Sunday, January 16, 2011

Is this an obsession?

I go to malls every other day, or every two days. In every mall I go to, I never miss a trip to the office supplies/stationary section. I don't know what to call this, but I think its an obsession already. Every time I go out to malls, I tell myself to stop buying notepads and sketchpads, but end up buying anyways. Mom says its an obsession. I buy these things, write or draw about three times, then find another one, and forget completely about the first one. I wanna stop it, because almost half of my weekly allowances go to these. -__-

Friday, January 14, 2011

Nokia E71 Review

I recently changed my phone back to a Symbian phone. I used a Samsung Omnia Lite B7300 for about 2 months, then I got so bored with it, that I searched for a phone worth buying. Then I found the Nokia E71. I bought the Black one (I have always preferred black phones.). The phone comes with a charger, a headset, a short USB cable, manuals and a CD.

To start off, the Nokia E71's look is very sleek, I find it very nice. Its thin, and the qwerty keypad is a plus, too. The qwerty keypad isn't as bulky and as small as other devices' keypads. Navigation keys are easy to figure out, maybe because thats what Nokia is going for - being User Friendly. My overall rating for this phone, is 8 out of 10. Why 8? I got reasons why :)
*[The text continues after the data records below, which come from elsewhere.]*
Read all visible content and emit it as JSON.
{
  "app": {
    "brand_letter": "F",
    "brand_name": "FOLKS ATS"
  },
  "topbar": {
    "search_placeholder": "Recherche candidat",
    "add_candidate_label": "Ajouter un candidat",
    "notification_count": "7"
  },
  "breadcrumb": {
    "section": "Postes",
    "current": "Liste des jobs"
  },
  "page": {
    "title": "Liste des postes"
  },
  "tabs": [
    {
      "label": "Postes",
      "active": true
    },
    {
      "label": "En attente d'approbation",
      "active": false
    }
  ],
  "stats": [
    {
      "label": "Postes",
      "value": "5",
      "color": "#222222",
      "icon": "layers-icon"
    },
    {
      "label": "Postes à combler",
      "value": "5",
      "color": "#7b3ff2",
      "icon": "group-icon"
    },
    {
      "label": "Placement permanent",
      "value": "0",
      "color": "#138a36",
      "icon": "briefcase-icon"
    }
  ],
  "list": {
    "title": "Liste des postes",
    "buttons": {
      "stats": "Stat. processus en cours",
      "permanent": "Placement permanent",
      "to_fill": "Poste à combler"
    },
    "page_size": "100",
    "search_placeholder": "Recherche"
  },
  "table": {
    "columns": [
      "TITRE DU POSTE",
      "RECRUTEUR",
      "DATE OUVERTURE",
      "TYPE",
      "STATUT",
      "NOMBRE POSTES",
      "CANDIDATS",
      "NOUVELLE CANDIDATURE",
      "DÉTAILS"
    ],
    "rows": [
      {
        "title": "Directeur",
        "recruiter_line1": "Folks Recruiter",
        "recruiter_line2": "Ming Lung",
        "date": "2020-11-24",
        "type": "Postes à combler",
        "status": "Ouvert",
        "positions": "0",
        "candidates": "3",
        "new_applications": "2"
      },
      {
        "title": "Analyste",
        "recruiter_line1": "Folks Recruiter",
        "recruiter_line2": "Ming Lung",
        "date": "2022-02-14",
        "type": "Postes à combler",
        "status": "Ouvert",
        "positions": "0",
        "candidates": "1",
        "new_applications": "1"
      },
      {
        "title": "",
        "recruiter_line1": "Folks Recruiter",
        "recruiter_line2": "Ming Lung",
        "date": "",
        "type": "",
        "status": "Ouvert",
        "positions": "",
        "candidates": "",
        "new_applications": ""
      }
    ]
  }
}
  • Its a smartphone at an affordable price, unlike the Nokia C3, which is not so much of a smartphone as the E71 is.
  • The camera's resolution is great at 3.15mp. It has video recording, color styles, and the usual.
  • Sounds are awesome. Since its body isn't all plastic, sounds coming from the E71 is superb.
  • Battery life is okay. I play songs nonstop because I sleep with music on. And I forget to turn it off every time. But when I wake up the following morning, the battery still isn't drained, and even if I use the Wi-Fi, it lasts 1-2 days. That is with heavy usage. I haven't tried putting it on standby though. Its my main phone for now.
  • Web browsing is perfect for people who use the internet frequently, and wants to be in touch with the net even on the go.
So if you're looking for a qwerty phone thats worth your money, buy this one. I recommend it. :)

Wednesday, January 12, 2011

UGHHHH

Obviously.... I can't think of a good title for this post.

I haven't blogged since 2010. Lol. As if it was so long ago. Anyway, I've been more active on Tumblr. I also post blogs there. Well, I dont want to delete this one, so I'm filtering things here. Haha!

Been very active with these social network sites and such, and til now, I don't have friends from everywhere. Hahaha. Poor me. -__- I have two Tumblr accounts, though. One is where my friends & family have a place. And the other one is for complete strangers. Because I want to meet lots of people all around the world. People who can understand me, and not judge me. Unlike those in real life. I'm not saying my online life isn't real. Of course it is. But not as depressing as the one I live here.

Anyway, I'm thinking of activating my MySpace account once again. With the hopes of finding better friends there. :) Ciao!